Но это не самое главное, что смущает меня. Странно сказать, но мне больше становится не по себе от вида нагой Серафины, чем нагого Виктора. Она такая старая. Тело невероятно дряхлое, кожа на суставах висит морщинистыми складками. Почему, не понимаю я, она не прикроет его, чтобы другие не видели? Как женщина ее лет может быть столь нескромной, даже бесстыдной, что раздевается в присутствии Виктора? Меня беспокоит, что у Виктора это вызывает отвращение; я вижу, как он постоянно отворачивается, не желая смотреть на нее без необходимости. Наконец Серафина осведомляется о наших чувствах. Несмотря на старость, она женщина проницательная и властная. Ничто не ускользает от нее. Она как будто читает наши мысли. Наблюдает, потом задает прямой вопрос. Никогда не колеблется.
— Вижу, Виктор, ты часто отводишь глаза, когда мы разговариваем, — Ее голос резко шуршит, как сухая трава на ветру. Она часто мешает французский язык с другими, более близкими ей, — итальянским или греческим. — Тебе неприятна моя нагота? — спрашивает она полунасмешливым тоном, — Да, полагаю, так оно и есть. Но почему? Потому что это нагота старой карги? Уродливая нагота? — Виктор старается вежливо уйти от ответа, но от нее так просто не отделаешься. — Ну же, отвечай откровенно. У нас нет друг от друга секретов. Я слишком уродлива, чтобы смотреть на меня?
— Мне кажется, это не совсем… — старается Виктор не оскорбить ее.
Серафина смеется. Ее смех похож на бессильный кашель. Она берет в ладонь свою грудь, обвисшую, как пустой кулек, и протягивает Виктору.

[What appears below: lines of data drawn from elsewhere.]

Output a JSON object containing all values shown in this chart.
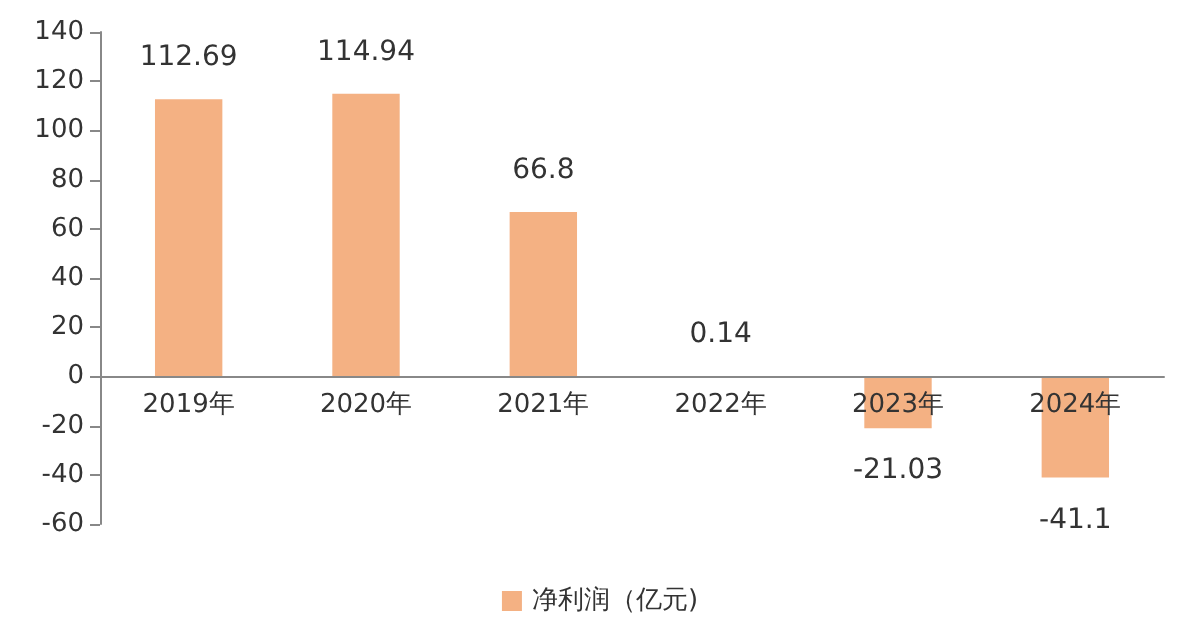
{
  "chart_data": {
    "type": "bar",
    "categories": [
      "2019年",
      "2020年",
      "2021年",
      "2022年",
      "2023年",
      "2024年"
    ],
    "series": [
      {
        "name": "净利润（亿元)",
        "color": "#f4b183",
        "values": [
          112.69,
          114.94,
          66.8,
          0.14,
          -21.03,
          -41.1
        ]
      }
    ],
    "ylim": [
      -60,
      140
    ],
    "yticks": [
      -60,
      -40,
      -20,
      0,
      20,
      40,
      60,
      80,
      100,
      120,
      140
    ],
    "grid": false,
    "legend": "bottom",
    "data_labels": true
  }
}
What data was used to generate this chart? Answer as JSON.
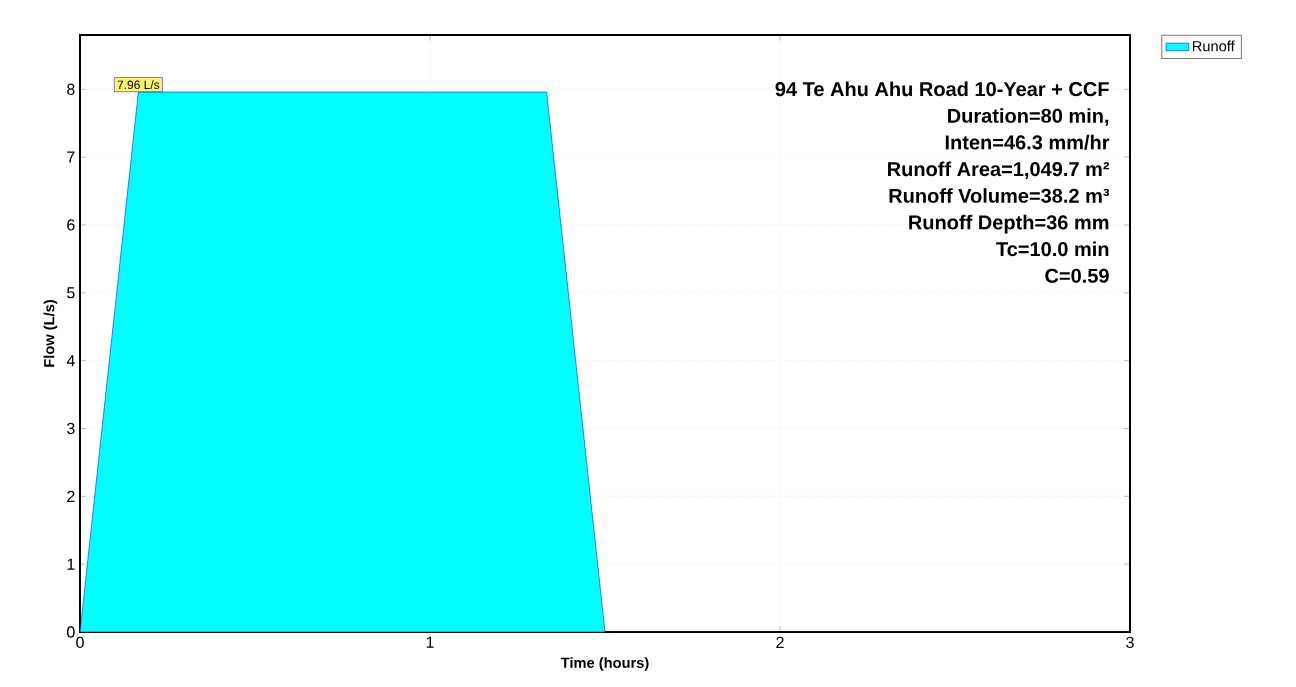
{
  "chart_data": {
    "type": "area",
    "xlabel": "Time  (hours)",
    "ylabel": "Flow  (L/s)",
    "x": [
      0,
      0.1667,
      1.3333,
      1.5,
      3
    ],
    "series": [
      {
        "name": "Runoff",
        "color": "#00ffff",
        "values": [
          0,
          7.96,
          7.96,
          0,
          0
        ]
      }
    ],
    "xlim": [
      0,
      3
    ],
    "ylim": [
      0,
      8.8
    ],
    "xticks": [
      0,
      1,
      2,
      3
    ],
    "yticks": [
      0,
      1,
      2,
      3,
      4,
      5,
      6,
      7,
      8
    ],
    "grid": true,
    "legend": "top right",
    "annotations": [
      {
        "text": "7.96 L/s",
        "x": 0.1667,
        "y": 7.96
      },
      "94 Te Ahu Ahu Road 10-Year + CCF",
      "Duration=80 min,",
      "Inten=46.3 mm/hr",
      "Runoff Area=1,049.7 m²",
      "Runoff Volume=38.2 m³",
      "Runoff Depth=36 mm",
      "Tc=10.0 min",
      "C=0.59"
    ]
  }
}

— Никакого удовольствия смотреть на нее, да? Наверно, не верится, что влюбленные целовали этот высохший сосок? Да? А глянь сюда! — И, протянув руку, она без стеснения треплет мою левую грудь. Я отшатываюсь и заслоняю грудь скрещенными руками. — Нет-нет, моя дорогая! Убери руки! Пусть наш юный джентльмен посмотрит. Пусть сравнит, — Я неохотно опускаю руки. Серафина снова касается меня, но теперь нежным движением следуя округлости моей груди, — Не сжимайся так, моя девочка. Распрямись! Держись гордо, как тебя учили. Пусть Виктор любуется тобой, наслаждается твоей красотой.
Повинуясь ей, я распрямляю плечи и выставляю грудь. Испытываю при этом восхитительное чувство отчаянной смелости. До начала наших уроков с Серафиной Виктор жаждал увидеть меня обнаженной; я понимаю, что и мне не терпелось продемонстрировать ему, насколько женственней стало мое тело.
— Смотри, как оно прелестно, — говорит Серафина, — как свежо и округло. Но я вижу, ты так же смущаешься, когда смотришь на Элизабет. Разве не так?
— Да… — соглашается Виктор в некотором замешательстве.